Nobody intends it, but lost dogs and cats happen: an experience no one should ever have to go through. However, we can increase the odds of keeping them safe and finding them if they do go missing. Here are a few things to add to your checklist.

  • Secure your perimeter:

Often times people find dogs wandering their neighborhood and mistake them for strays, when really they accidentally just got out of their own property. Make sure to double check your fencing; you want the right height fence depending on the size of your dog so they can’t jump over it. Remember they may dig out too so ensure you have rocks or chicken wire along the bottom of your fence. If you have a paneled fence ensure they can’t squeeze through.

  • Don’t leave your pet unsupervised:

Your dogs should always be within sight especially in unfamiliar surroundings. Distractions may lead to your pet running off into dangerous scenarios. Even in your own back yard, you should know where they are. Paying attention to your pet goes a long way in preventing them getting lost.

•         Keep your dog on a leash:

Make sure the leash you buy is recommended for your dog’s weight. If you’re going for a walk in the park where other dogs might be present, you should have a shorter leash with more control so you can regulate your dog with more ease if, for instance, they try to go after another dog.

Be safe in the car; be aware of your dog’s tendencies. If they like to stick their whole body out the window, be sure to keep the window closed far enough so their body can’t fit through. What’s more, if your dog gets easily excited when you open the door, make sure you leave their leash on. Dog seat belts are helpful, but check that they have been safely tested. Finally, do not leave your dog alone in the car under any circumstance.

  • Have your dog micro chipped or get a secure collar with dog id tags:

A microchip is an electronic chip enclosed in a glass cylinder the size of a grain of rice implanted under your pets skin. This gives your pet their own unique code which you can then add along with your details to the database at www.eastafricakennelclub.com. The procedure is simple and painless. It’s not a GPS device so in addition to registering the chip make sure to keep your contact details up-to-date. If you move or if your phone number changes, update your information with the company that provided the chip. It is recommended to have your pets microchip scanned annually to ensure that it is properly functioning.
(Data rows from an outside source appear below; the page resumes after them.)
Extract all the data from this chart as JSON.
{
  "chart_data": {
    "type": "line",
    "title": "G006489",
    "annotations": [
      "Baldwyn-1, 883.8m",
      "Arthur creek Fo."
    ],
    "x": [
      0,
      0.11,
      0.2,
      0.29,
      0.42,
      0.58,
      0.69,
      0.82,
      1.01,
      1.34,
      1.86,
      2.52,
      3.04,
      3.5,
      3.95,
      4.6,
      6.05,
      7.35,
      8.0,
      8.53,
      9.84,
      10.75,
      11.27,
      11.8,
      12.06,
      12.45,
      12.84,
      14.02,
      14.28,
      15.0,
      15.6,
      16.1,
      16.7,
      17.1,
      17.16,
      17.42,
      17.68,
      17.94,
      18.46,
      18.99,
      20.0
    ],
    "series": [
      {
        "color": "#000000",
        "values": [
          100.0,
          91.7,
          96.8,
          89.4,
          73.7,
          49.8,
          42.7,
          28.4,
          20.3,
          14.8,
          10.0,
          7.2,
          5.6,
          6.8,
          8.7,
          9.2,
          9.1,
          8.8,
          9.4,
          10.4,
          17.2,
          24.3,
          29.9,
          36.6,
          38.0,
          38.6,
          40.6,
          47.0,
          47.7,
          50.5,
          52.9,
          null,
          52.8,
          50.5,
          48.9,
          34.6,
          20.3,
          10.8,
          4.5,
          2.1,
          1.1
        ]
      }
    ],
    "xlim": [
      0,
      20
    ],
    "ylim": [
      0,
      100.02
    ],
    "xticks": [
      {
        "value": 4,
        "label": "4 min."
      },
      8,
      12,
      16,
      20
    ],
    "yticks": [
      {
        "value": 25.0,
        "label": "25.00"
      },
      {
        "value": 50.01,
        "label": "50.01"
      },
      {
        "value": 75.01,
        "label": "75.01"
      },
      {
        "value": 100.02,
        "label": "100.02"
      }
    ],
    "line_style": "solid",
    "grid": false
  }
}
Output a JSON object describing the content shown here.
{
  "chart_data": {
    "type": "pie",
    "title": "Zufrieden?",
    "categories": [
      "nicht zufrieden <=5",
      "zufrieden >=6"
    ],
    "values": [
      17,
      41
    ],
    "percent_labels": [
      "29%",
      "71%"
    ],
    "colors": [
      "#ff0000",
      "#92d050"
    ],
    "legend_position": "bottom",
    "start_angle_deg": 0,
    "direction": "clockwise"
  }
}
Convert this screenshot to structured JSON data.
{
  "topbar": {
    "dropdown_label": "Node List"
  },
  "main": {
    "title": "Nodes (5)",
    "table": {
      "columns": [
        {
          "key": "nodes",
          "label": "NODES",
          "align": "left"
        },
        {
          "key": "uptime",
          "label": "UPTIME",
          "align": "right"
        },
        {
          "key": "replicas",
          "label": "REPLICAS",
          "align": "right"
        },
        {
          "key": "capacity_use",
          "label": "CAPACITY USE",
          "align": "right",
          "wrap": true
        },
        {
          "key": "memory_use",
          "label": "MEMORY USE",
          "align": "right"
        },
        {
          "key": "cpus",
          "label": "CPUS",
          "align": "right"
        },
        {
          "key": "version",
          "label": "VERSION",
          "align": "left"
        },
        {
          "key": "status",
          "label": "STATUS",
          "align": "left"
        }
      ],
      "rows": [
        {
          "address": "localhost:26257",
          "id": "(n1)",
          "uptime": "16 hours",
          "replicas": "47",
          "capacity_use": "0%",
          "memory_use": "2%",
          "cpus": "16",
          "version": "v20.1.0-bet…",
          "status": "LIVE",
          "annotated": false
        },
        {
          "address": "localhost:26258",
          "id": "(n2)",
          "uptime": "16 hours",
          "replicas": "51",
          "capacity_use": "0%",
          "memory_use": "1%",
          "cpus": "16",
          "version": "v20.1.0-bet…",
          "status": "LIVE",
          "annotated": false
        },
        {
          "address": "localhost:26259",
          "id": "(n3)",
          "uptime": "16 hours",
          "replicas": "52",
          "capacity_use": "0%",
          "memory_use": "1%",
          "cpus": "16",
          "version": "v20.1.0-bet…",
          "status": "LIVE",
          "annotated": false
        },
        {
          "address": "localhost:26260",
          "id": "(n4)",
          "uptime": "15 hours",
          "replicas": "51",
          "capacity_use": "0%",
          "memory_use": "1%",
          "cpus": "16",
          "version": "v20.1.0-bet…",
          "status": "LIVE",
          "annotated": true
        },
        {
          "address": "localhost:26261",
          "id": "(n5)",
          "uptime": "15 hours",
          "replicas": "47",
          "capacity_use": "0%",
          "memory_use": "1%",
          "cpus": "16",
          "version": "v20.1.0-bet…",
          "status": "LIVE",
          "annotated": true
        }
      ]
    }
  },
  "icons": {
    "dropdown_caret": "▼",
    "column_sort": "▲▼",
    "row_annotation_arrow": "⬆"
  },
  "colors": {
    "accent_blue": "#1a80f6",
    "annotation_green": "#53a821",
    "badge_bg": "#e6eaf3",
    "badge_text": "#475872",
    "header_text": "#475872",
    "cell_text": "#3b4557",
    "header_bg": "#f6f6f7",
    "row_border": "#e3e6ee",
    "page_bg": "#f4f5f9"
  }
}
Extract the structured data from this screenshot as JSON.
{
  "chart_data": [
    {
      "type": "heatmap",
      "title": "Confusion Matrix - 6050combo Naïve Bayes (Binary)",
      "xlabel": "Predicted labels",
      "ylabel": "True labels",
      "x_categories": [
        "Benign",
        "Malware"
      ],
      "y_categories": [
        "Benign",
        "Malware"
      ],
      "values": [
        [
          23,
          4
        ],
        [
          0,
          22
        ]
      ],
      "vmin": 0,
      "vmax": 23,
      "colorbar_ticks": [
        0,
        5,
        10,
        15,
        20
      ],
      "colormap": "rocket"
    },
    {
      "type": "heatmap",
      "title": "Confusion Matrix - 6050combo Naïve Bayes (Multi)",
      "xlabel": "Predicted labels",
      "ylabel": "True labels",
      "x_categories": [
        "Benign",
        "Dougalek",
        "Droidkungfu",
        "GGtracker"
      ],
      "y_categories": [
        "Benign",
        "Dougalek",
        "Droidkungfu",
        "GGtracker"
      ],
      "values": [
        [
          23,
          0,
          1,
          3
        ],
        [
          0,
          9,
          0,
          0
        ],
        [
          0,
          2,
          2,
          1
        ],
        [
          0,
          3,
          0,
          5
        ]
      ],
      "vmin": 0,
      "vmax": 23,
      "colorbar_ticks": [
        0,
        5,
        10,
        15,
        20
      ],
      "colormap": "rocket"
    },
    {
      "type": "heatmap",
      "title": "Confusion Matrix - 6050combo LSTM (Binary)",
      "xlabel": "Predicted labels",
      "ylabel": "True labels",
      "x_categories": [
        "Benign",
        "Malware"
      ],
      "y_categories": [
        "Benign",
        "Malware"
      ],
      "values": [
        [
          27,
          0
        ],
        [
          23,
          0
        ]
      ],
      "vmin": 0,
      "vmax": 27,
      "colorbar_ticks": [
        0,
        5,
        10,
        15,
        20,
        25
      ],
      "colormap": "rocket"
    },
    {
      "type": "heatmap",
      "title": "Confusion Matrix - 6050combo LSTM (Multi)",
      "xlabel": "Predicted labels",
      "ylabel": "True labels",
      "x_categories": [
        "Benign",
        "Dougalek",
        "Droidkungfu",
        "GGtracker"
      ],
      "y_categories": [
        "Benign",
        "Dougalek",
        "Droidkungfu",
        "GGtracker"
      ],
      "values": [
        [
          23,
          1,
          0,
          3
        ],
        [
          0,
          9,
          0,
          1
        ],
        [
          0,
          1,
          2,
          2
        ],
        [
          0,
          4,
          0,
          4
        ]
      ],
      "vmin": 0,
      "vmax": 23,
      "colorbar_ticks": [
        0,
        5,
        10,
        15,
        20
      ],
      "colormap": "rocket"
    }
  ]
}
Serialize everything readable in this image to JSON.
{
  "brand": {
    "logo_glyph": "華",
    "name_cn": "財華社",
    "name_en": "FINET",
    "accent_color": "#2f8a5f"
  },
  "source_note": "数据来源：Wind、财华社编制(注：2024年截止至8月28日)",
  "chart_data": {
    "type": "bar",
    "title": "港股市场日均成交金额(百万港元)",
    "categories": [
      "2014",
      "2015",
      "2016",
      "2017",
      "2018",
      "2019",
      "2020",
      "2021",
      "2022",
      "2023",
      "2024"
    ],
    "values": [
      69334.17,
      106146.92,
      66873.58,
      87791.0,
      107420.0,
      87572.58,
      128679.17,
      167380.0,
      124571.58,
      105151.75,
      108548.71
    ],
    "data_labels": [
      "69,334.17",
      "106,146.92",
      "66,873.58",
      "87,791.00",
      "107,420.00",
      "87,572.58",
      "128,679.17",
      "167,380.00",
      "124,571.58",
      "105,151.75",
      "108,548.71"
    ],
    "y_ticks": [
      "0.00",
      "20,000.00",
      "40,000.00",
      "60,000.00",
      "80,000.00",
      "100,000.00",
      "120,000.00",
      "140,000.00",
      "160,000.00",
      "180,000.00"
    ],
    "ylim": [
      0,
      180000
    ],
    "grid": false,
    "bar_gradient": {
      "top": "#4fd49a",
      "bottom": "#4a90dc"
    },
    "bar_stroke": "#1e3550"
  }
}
NB. If you intend to travel internationally with your pet, then microchipping is a legal requirement.

When using a collar, make sure it’s in good condition, loose or worn out collars can fall off with time. You don’t want your pet to choke either, so find a balance between secure and comfortable. ID tags make it easy for someone to identify your pet even from a distance. Tags should contain your pets’ name and your contact details. (Valley Creations: 0722 312 600 / 0722 909 000 make sturdy dog tags.)

  • Train your dog:

Teach ‘come’ and ‘stay’ commands from an early age. Picture this, you’re are out for a walk and your dog sees something exciting and takes off. If your dog knows these commands and recognizes you as their leader, they are more likely to stop. Ensure your dog is trained on recall; it could save your pets life.

  • Spay or Neuter:

An un-neutered dog is more likely to wander off from your home and get lost or risk getting hit by a car trying to seek out female dogs. Aggressive males can also cause a female dog to bolt, so it’s best to remove that temptation. Spay/Neuter not only helps curb overpopulation; it reduces the ‘value’ of your pet to anyone who may want to use them for breeding.

  • Keep vital stats and photo evidence:

Proofs of ownership such as vet documents, photos, vaccination records, can make it easier to not only prove your pet is yours; it quickens the process of finding them. Keep phone numbers of your local animal shelters and recent photos of your pets handy as you may need to put up fliers to make it easier for those who may have found your pet.


  • Immediately let the local askaris and staff in the neighbourhood know that your dog is missing. Show them pictures of your dog. 
  • Make flyers with your dog’s photo and include any discerning marks or details about its size, along with your contact details. 
  • Post the flyers up in the surrounding areas and hand them out to local guard companies, as they may spot your dog while out on patrol. 
  • Social media, especially Facebook, is a good forum for lost dogs. Post your flyer to one of the dog lover/lost dog forums and make it public so that people can share the information. 
  • Notify the KSPCA, EAKC and any vets in your neighbourhood and give them flyers to post on their noticeboards.